[Bioperl-l] removing duplicate fasta records

Jonathan Epstein Jonathan_Epstein@nih.gov
Tue, 17 Dec 2002 15:53:57 -0500


Option #1:
  create a hash with all the sequences as you read them, and check for duplicates by seeing whether that hash element already exists

Option #2 (slightly harder):
  create such a hash and check for duplicates, but instead of hashing the sequences, hash a checksum of the sequences such as MD5:
    http://search.cpan.org/author/GAAS/Digest-MD5-2.20/MD5.pm
or the GCG checksum:
    http://search.cpan.org/author/BIRNEY/bioperl-1.0.2/Bio/SeqIO/gcg.pm

This requires more CPU time, but much less memory.

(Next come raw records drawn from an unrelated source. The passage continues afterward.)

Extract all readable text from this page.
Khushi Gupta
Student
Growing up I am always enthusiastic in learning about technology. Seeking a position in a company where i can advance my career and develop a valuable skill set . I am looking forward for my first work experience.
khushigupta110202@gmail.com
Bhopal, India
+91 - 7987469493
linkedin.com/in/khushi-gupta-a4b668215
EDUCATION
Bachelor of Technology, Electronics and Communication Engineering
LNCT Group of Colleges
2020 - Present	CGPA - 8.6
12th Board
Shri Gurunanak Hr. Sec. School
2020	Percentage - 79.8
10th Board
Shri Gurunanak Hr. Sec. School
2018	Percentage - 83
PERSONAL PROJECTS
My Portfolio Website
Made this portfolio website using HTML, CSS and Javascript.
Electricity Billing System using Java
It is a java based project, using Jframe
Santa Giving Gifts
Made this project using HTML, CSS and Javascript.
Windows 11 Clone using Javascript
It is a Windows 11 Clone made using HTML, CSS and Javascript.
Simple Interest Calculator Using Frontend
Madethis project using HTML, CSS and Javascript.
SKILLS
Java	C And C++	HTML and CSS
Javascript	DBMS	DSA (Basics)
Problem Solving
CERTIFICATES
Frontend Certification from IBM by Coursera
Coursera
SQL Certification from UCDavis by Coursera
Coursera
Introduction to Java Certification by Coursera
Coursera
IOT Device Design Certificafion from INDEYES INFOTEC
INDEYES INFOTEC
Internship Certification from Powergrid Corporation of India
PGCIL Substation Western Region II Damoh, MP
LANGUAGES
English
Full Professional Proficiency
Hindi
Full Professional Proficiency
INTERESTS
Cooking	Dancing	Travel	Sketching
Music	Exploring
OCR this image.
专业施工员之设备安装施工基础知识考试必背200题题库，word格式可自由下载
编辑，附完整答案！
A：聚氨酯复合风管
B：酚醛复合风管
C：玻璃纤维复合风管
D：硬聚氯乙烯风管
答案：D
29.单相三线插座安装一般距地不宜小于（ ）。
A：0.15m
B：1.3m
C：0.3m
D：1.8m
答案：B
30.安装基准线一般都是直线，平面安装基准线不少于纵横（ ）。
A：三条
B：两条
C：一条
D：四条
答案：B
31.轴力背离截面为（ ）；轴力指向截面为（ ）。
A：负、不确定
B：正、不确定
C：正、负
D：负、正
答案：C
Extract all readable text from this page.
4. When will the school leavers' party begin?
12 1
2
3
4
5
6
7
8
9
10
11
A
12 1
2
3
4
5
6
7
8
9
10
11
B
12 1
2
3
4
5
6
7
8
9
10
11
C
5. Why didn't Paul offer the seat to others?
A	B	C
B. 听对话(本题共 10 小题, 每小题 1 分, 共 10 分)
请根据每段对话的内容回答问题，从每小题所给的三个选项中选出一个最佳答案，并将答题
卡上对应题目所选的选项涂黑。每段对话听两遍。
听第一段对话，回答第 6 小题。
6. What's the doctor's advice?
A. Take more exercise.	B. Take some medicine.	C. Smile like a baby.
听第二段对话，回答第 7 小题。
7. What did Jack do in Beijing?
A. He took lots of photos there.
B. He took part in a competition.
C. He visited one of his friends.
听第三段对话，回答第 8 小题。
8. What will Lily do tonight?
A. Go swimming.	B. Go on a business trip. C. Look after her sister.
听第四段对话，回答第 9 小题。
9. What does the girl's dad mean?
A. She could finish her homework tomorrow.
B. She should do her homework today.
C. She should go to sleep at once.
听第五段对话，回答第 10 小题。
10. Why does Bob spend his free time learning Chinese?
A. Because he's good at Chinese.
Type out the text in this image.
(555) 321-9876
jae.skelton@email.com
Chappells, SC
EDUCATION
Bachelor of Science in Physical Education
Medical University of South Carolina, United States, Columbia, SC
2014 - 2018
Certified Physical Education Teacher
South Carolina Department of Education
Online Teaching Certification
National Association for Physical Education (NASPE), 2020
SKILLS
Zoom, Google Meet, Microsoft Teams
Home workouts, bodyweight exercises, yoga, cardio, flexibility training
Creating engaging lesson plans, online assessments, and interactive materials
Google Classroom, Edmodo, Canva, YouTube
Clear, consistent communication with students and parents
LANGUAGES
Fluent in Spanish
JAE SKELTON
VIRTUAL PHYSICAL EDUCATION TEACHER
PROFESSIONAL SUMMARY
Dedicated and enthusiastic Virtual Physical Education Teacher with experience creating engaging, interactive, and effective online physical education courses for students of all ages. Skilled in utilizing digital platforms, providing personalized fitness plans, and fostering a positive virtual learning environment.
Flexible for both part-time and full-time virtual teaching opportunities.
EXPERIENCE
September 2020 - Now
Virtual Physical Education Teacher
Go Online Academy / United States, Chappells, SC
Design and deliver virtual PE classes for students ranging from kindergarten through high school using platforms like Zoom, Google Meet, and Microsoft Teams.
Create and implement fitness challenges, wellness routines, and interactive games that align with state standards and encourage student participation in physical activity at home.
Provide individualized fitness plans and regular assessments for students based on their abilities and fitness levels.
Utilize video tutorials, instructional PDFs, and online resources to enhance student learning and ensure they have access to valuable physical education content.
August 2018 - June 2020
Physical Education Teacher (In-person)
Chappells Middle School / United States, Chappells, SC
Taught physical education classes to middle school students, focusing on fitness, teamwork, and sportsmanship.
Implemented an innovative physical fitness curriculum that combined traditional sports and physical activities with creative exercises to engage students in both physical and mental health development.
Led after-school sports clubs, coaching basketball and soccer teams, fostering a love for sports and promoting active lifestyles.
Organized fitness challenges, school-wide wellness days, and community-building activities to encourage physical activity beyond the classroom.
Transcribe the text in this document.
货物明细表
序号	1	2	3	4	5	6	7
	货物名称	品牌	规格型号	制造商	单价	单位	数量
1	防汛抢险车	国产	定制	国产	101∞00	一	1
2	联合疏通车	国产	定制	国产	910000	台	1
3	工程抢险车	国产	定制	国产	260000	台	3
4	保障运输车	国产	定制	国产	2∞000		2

Option #1 is quick-and-dirty, and is appropriate if your input file contains only a few megabytes of data (or less).

Jonathan


At 12:41 PM 12/17/2002 -0700, Amit Indap <indapa@cs.arizona.edu> wrote:
>I have a file with a list of fasta sequences. Is there a way to 
>remove records with the identical sequence? I am a newbie to BioPerl,
>and my search through the documentation hasn't found anything.
>
>Thank you.
>
>Amit Indap